The Weight on Education

In my role as a professor in Gaza, this weather causes deep concern. My students are not mere statistics; they are faces I recognize; bright, resilient, but deeply weary. Most join virtual lessons from tents; others from packed rooms where solitude is unattainable and connectivity intermittent. Many of my students have already lost family members. Most have been rendered homeless. Yet they still try to study. Their fortitude is remarkable, but it ought not be necessary in this way.

In Gaza, what would usually be routine academic practices—tasks, schedules—transform into ethical dilemmas, shaped each day by uncertainty about students’ security, heat and access to shelter.

When the storm rages, I find myself thinking about them.

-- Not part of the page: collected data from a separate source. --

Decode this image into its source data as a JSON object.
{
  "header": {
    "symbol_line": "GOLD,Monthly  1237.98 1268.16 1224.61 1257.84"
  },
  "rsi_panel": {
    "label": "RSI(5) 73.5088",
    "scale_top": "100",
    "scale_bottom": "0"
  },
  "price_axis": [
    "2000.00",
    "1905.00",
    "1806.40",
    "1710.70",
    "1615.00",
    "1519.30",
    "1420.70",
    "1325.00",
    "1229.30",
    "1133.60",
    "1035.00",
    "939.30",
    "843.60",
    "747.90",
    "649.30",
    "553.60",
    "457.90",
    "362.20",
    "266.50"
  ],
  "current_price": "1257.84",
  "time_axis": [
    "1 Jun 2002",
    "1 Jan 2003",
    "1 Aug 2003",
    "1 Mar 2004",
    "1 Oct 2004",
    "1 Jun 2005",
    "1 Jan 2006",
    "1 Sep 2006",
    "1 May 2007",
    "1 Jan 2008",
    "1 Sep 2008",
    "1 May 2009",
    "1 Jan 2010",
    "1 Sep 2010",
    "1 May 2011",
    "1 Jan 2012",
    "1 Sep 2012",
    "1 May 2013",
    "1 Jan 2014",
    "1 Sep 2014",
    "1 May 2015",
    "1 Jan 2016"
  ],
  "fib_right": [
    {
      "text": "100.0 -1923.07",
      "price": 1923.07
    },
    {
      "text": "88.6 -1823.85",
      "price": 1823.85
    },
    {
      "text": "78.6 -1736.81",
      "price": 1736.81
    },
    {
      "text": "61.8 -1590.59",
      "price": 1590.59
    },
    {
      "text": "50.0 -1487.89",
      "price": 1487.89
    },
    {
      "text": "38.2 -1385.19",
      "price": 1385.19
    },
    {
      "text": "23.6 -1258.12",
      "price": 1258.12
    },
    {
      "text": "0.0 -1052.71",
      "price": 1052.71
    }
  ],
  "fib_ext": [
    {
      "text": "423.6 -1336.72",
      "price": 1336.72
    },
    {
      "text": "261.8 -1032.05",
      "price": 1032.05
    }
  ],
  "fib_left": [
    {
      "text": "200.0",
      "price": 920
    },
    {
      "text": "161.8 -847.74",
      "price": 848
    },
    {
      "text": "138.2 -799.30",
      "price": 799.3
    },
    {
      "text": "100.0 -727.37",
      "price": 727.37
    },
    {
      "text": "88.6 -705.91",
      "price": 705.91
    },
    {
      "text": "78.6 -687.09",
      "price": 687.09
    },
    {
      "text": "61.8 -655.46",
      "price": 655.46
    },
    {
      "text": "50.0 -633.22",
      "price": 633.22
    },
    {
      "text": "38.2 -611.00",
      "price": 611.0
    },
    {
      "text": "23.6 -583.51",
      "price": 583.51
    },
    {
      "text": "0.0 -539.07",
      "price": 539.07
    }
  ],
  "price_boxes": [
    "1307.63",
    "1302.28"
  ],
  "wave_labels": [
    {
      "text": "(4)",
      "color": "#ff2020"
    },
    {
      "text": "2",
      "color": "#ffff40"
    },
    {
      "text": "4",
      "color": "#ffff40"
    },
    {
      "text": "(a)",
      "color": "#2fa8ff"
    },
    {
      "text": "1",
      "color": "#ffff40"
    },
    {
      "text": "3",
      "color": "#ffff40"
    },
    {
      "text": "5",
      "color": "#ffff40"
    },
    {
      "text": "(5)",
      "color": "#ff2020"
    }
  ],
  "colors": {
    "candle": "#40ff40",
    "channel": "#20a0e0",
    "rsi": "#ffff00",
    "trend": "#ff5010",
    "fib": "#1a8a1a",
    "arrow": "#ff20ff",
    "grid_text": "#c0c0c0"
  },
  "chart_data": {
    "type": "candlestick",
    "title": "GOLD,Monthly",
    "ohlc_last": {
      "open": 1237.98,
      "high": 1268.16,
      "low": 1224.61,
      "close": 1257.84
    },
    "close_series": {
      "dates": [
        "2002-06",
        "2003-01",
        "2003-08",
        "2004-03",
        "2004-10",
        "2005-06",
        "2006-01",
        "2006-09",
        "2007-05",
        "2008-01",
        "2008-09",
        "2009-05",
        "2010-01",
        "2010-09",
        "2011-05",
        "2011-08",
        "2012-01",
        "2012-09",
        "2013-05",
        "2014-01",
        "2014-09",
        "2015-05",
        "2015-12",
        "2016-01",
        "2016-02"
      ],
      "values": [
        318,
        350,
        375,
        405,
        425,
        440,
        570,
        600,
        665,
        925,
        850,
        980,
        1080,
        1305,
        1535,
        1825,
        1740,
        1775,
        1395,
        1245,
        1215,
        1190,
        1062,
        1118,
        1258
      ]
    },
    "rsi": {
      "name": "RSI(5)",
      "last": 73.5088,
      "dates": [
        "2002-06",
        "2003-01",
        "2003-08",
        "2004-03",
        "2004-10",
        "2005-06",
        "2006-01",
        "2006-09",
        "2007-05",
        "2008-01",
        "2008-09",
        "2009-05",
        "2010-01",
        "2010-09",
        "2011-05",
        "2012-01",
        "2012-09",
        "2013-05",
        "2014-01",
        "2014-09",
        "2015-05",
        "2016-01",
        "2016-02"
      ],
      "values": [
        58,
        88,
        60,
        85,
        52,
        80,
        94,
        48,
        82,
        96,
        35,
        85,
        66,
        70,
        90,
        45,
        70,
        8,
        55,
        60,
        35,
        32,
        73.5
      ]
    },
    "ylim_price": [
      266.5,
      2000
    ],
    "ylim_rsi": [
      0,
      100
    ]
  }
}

Is their shelter holding? Do they feel any warmth? Did the wind tear through their shelter during the night? For those still living in apartments, or damaged structures, there is no heating. With electricity mostly absent and fuel scarce, warmth comes primarily through donning extra clothing and using any remaining covers. Even so, cold nights are intolerable. What about those living in tents?

Aid and Abandonment

Reports indicate that more than a million people in Gaza live in shelters. Aid supplies, including thermal blankets, have been far from enough. Amid the last tempest, relief groups reported providing tarpaulins, tents and bedding to a multitude of people. For those affected, however, this assistance was often perceived as uneven and inadequate, limited to short-term fixes that were largely ineffective against prolonged exposure to cold, wind and rain. Shelters fail. Chest infections, hypothermia, and infections associated with damp conditions are increasing.

This goes beyond an unforeseen disaster. Winter is an annual event. People in Gaza interpret this shortcoming not as fate, but as abandonment. People speak of how necessary items are hindered or postponed, while attempts to fix broken houses are repeatedly obstructed. Local initiatives have tried to find solutions, to hand out tarps, yet they remain limited by what is allowed to enter. The culpability lies in political and humanitarian. Remedies are known, but are withheld.

An Unnecessary Pain

The factor that intensifies this hardship especially heartbreaking is how unnecessary it should be. No individual ought to study, raise children, or fight illness standing knee-high in cold water inside a tent. It is wrong for a pupil to worry about the rain destroying their final textbook. Rain reveals just how precarious existence is. It strains physiques worn down by pressure, weariness, and sorrow.

This winter coincides with the Christmas season that, for millions, represents warmth, refuge and care for the disadvantaged. In Palestine, that {symbolism

Stephanie Mcbride
Stephanie Mcbride

A productivity coach and mindfulness advocate with over a decade of experience helping individuals optimize their routines.